By Patrick Szpak
Associate News Editor
Rye students toiling in the fall may soon be looking north with envy as Ottawa’s universities move to adopt a second reading break.
The potential new reading break comes after student referendums in February endorsed more days off.
Students at Carleton University voted 76 per cent in favour of a second break while students at the University of Ottawa were 82 per cent in favour of more days off in the first term.
Carleton students cited a need to reduce stress and dropout rates among first years as important reasons for the vote. Although votes do not guarantee a second break, the administration at Carleton and the University of Ottawa are not against it.

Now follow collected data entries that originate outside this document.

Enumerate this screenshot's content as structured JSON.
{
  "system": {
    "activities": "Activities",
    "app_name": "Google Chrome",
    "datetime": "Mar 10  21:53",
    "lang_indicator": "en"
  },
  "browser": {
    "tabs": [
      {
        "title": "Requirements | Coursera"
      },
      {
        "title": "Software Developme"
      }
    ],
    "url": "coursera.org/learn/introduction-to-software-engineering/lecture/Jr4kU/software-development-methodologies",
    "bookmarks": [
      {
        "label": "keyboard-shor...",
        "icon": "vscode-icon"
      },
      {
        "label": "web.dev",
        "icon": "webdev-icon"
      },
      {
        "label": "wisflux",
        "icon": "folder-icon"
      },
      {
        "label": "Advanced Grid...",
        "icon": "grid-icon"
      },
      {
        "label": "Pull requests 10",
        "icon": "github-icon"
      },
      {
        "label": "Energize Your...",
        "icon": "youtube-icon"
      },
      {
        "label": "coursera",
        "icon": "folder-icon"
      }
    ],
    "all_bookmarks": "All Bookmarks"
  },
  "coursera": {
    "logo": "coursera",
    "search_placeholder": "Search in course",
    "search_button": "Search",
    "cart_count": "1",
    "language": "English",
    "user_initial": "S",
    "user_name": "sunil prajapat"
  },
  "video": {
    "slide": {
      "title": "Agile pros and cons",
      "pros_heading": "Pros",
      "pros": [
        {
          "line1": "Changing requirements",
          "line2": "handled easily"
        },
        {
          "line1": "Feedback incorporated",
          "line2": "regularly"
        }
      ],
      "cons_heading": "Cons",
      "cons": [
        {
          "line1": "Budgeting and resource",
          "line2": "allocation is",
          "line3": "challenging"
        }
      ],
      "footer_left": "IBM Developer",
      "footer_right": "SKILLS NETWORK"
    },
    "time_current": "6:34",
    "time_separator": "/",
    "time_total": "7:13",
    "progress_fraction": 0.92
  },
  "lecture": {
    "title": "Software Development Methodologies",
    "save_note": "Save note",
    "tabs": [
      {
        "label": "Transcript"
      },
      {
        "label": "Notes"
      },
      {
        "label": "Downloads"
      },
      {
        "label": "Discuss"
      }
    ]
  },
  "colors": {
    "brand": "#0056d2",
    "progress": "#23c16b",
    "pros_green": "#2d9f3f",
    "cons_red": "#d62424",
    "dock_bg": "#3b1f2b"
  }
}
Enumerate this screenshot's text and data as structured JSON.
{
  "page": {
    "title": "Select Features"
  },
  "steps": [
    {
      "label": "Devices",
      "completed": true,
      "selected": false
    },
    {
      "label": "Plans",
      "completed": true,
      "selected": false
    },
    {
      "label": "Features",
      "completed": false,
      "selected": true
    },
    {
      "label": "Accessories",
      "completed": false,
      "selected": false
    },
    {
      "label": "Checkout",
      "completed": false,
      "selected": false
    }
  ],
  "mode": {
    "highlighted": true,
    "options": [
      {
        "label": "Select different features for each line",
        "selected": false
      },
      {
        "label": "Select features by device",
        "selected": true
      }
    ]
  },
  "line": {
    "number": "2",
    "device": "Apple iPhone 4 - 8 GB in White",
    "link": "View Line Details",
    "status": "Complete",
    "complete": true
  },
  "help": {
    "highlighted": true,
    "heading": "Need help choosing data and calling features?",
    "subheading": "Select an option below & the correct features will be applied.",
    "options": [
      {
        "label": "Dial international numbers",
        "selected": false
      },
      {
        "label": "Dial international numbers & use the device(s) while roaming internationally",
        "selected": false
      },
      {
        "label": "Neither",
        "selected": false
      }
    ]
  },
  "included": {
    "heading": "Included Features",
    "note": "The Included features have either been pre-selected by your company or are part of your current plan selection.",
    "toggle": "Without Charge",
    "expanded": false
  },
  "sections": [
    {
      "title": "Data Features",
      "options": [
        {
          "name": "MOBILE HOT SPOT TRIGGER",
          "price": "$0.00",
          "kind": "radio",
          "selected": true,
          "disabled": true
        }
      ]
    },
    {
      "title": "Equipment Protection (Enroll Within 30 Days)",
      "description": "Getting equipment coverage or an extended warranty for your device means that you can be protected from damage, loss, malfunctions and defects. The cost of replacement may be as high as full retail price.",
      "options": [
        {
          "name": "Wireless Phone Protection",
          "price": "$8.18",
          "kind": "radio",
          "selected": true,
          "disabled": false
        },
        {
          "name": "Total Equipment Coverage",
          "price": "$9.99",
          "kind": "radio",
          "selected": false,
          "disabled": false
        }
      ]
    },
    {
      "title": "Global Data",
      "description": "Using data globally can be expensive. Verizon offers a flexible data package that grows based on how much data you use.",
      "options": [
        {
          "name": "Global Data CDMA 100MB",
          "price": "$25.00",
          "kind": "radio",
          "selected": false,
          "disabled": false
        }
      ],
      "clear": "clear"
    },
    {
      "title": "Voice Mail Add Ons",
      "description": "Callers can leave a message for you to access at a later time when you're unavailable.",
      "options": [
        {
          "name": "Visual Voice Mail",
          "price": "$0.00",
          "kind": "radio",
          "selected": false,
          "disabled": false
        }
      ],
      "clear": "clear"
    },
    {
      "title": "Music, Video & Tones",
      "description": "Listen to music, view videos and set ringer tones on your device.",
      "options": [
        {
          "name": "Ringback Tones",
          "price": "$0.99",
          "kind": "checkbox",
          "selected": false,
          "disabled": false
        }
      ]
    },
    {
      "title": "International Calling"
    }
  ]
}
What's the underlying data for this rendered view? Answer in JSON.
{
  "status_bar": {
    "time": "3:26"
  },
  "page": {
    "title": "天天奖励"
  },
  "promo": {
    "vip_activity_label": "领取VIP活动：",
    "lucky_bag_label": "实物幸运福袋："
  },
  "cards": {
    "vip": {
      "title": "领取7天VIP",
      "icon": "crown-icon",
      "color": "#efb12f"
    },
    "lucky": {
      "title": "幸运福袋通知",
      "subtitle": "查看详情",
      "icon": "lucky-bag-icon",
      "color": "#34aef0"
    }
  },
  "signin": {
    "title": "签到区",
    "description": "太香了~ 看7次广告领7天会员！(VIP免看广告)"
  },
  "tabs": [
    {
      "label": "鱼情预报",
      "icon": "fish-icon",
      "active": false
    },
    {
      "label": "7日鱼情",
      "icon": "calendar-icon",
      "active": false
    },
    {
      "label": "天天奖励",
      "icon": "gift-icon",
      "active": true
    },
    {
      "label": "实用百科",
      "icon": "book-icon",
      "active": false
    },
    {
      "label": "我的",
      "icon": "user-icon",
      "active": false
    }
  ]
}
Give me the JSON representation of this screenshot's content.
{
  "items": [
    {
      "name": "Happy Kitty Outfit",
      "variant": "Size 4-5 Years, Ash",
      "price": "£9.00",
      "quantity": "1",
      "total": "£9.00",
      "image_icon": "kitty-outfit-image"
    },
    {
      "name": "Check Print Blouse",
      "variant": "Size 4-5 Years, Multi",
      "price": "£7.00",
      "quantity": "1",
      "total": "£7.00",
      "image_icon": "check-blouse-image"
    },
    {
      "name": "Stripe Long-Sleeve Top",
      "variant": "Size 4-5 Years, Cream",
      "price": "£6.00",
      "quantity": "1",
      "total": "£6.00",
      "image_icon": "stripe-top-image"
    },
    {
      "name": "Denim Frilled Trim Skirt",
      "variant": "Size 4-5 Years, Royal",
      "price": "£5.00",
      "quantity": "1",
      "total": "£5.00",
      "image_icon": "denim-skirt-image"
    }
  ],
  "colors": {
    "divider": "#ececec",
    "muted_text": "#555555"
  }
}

Robert Major, the University of Ottawa’s academic vice-president, told the Ottawa Citizen that “if this is something that the students really want and think is extremely important for the quality of the university experience, we are most certainly willing to consider it.”
Ryerson students hopeful that the first-term break may migrate south shouldn’t count on it.
Ryerson Registrar Keith Alnwick said Ryerson’s Academic Council seriously considered a second reading break in March of 2004, but rejected changing the one break system if it meant reducing the 13 weeks of study in the first semester.
Alnwick said the 13-week semester is important for both delivering value to students and accreditation purposes. Ryerson could only maintain the 13 weeks of study as well as a second break if they started school before the first Tuesday after September’s Labour Day, he added.
“I really don’t see students having much appetite for that.” Three hundred first-year students chose to drop out in the first semester last year, with 100 dropping out in the second, according to the registrar’s statistics.
Alnwick said another reading break would likely only help those students with large backlogs of work, rather than those who found the work too challenging to begin with.
Melissa Matton, health promotions nurse at Ryerson, said she would be in favour of a fall reading break for Ryerson students. She said the breaks can provide the time off students need to reduce stress levels and illnesses.
“Some use it to do things they enjoy or catch up on work and get less stress,” Matton said. Ryerson student leaders have only recently begun looking at lobbying the university for a second reading break.
Muhammad Ali Jabbar, president of Ryseron’s Student Union, is receptive to changing university policy. “It would help students prepare for exams,” he said.
Only two universities in Ontario have a fall reading break — Trent University and Laurentian University.